Advanced mass spectrometry fragmentation, such as collision-induced dissociation and electron-transfer dissociation (ETD), has improved the efficiency of obtaining the amino acid sequence of proteins and finding modification sites. Although ETD can be well suited for specific PTMs, AB Sciex's instruments are all based on collision-induced fragmentation, which is “generically useful” for studying peptides, including those with PTMs, says Hunter.

To enable comprehensive mapping of modifications to particular amino acids in a protein, AB Sciex fosters academic collaborations in the area of algorithm development, Hunter says. Researchers will be able to transfer their data from the company's software into open-source tools. When possible, data converters and other tools will be provided to let them do so.

She believes SWATH simplifies running the mass spectrometer's acquisition mode. The approach makes PTM analysis more accessible to labs. “You don't have to be an MS expert to collect the data,” she says.

Ease of use is also a focus at Thermo Fisher Scientific, says Andreas Huhmer, who is the company's 'omics marketing director. Mass spectrometer vendors compete to deliver precision measurement to scientists, quantifying proteins down to a mass error of 10 parts per million.
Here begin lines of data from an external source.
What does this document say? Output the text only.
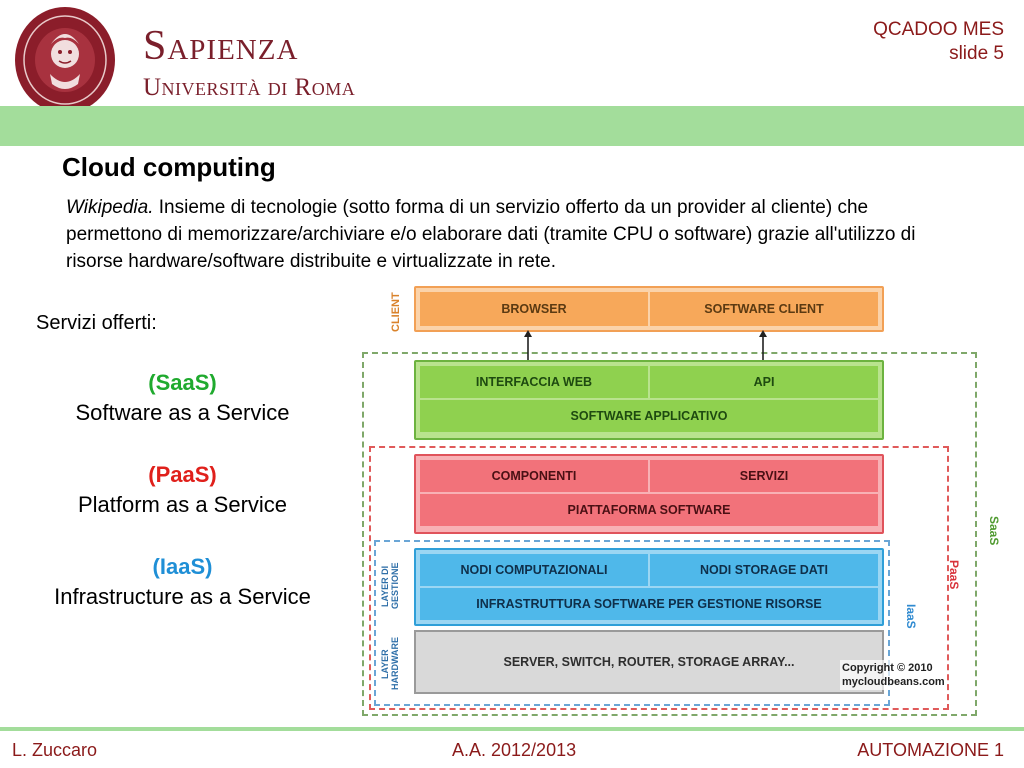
Sapienza
Università di Roma
QCADOO MES
slide 5
Cloud computing
Wikipedia. Insieme di tecnologie (sotto forma di un servizio offerto da un provider al cliente) che permettono di memorizzare/archiviare e/o elaborare dati (tramite CPU o software) grazie all'utilizzo di risorse hardware/software distribuite e virtualizzate in rete.
Servizi offerti:
(SaaS)
Software as a Service
(PaaS)
Platform as a Service
(IaaS)
Infrastructure as a Service
CLIENT	BROWSER	SOFTWARE CLIENT
INTERFACCIA WEB	API
SOFTWARE APPLICATIVO
COMPONENTI	SERVIZI
PIATTAFORMA SOFTWARE
LAYER DI GESTIONE	NODI COMPUTAZIONALI	NODI STORAGE DATI
INFRASTRUTTURA SOFTWARE PER GESTIONE RISORSE
LAYER HARDWARE	SERVER, SWITCH, ROUTER, STORAGE ARRAY...	Copyright © 2010
mycloudbeans.com
SaaS
PaaS
IaaS
L. Zuccaro	A.A. 2012/2013	AUTOMAZIONE 1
Given that adding a single phosphate group to a 100,000-dalton protein changes its mass by only around 80 daltons, that precision is required in PTM research, he says.

The company's Orbitrap offers high resolution at low mass-to-charge (m/z) ratios, but the resolution “falls off as it gets to higher m/z,” whereas the time-of-flight analyzer is better at higher m/z, Huhmer says. In his view though, the Orbitrap offers higher resolution overall than time-of-flight analyzers. His team wants to help apply these methods because peptide enrichment in mass spectrometry calls for a buffer that must become volatile. “If it doesn't, it will just clog up the instrument and you will have a million-dollar instrument just sitting there doing nothing,” Huhmer says.
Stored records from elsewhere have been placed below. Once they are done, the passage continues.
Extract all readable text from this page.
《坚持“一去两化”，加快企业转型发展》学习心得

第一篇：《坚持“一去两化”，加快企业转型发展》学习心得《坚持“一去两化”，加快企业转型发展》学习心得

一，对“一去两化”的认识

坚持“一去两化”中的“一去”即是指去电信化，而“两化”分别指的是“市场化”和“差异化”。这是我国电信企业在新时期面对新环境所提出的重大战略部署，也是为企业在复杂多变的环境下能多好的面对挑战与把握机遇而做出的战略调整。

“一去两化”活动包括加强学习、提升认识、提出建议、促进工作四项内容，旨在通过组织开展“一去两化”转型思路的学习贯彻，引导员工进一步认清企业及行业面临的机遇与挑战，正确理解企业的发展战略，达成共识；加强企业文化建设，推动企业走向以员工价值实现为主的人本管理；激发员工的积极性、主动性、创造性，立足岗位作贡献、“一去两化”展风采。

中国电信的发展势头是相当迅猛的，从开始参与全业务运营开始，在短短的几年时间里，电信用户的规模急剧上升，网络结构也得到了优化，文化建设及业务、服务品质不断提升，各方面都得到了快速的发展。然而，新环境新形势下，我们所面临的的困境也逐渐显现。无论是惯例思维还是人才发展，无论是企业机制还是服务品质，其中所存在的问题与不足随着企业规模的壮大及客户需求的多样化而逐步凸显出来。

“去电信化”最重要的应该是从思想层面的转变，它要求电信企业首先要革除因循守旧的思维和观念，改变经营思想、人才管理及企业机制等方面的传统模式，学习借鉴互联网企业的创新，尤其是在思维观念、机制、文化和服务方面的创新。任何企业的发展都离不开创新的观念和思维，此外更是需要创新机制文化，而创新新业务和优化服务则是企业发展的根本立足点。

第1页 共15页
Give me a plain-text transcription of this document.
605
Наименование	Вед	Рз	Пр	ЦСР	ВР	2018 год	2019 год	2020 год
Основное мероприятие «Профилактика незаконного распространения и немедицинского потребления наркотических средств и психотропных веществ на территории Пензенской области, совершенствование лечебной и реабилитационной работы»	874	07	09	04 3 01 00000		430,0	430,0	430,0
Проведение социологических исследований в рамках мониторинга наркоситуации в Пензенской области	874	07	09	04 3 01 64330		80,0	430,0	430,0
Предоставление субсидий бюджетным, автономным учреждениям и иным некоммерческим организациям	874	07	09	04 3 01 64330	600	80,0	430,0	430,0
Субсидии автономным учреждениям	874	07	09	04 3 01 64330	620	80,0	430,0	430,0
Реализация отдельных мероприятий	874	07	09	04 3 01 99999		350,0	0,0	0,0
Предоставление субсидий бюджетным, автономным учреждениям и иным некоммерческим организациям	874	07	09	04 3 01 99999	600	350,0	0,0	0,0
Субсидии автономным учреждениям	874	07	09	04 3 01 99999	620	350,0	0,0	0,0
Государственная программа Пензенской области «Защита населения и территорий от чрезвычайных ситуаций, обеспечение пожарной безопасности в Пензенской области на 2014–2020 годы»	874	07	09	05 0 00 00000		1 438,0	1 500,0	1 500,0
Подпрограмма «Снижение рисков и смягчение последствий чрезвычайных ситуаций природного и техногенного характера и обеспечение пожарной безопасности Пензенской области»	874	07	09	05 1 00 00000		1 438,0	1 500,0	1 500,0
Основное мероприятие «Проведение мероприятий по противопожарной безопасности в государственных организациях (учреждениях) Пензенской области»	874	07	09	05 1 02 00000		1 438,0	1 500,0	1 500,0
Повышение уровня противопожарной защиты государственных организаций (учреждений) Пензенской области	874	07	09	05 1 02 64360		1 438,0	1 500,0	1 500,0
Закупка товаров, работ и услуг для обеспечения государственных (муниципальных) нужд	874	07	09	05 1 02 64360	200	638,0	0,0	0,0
The fragmentation approach used to characterize PTMs also matters. For example, when the standard collision-induced dissociation fragmentation approach is applied to a peptide modified by a phosphate group, the phosphate group pops off. “You have no idea where that thing came from because the peptide itself hasn't fragmented,” he says. A researcher will not know which amino acid has been modified.

Huhmer says Thermo Fisher Scientific's instruments are well suited to PTM analysis due to the ETD functionality built into its mass spectrometers since 2006, a method developed in Don Hunt's lab at the University of Virginia. “It was very clear it was a breakthrough in terms of analyzing PTMs, and we made the decision to invest in that and build that,” Huhmer says.

With this technique, the peptide fragments in a way that preserves the position of the phosphate group. “It has changed the way people can look at many, many, many of these phosphorylation events,” he says, and at other labile modifications. Although other vendors offer ETD, he feels Thermo's implementation is the most practical.

While working toward making its instrument “smart enough to decide what to do when it has a complex sample that has lots of PTMs,” his company also cultivates academic collaborations, which are intensifying in the area of algorithm development, he says. A future PTM researcher will not need to predetermine the fragmentation approach or energy levels. “You tell the instrument, 'I am going to do a phosphopeptide,' and the instrument knows, 'Oh, I need to watch out for these things, and then, when I see them, I need to act in a particular way,'” says Huhmer.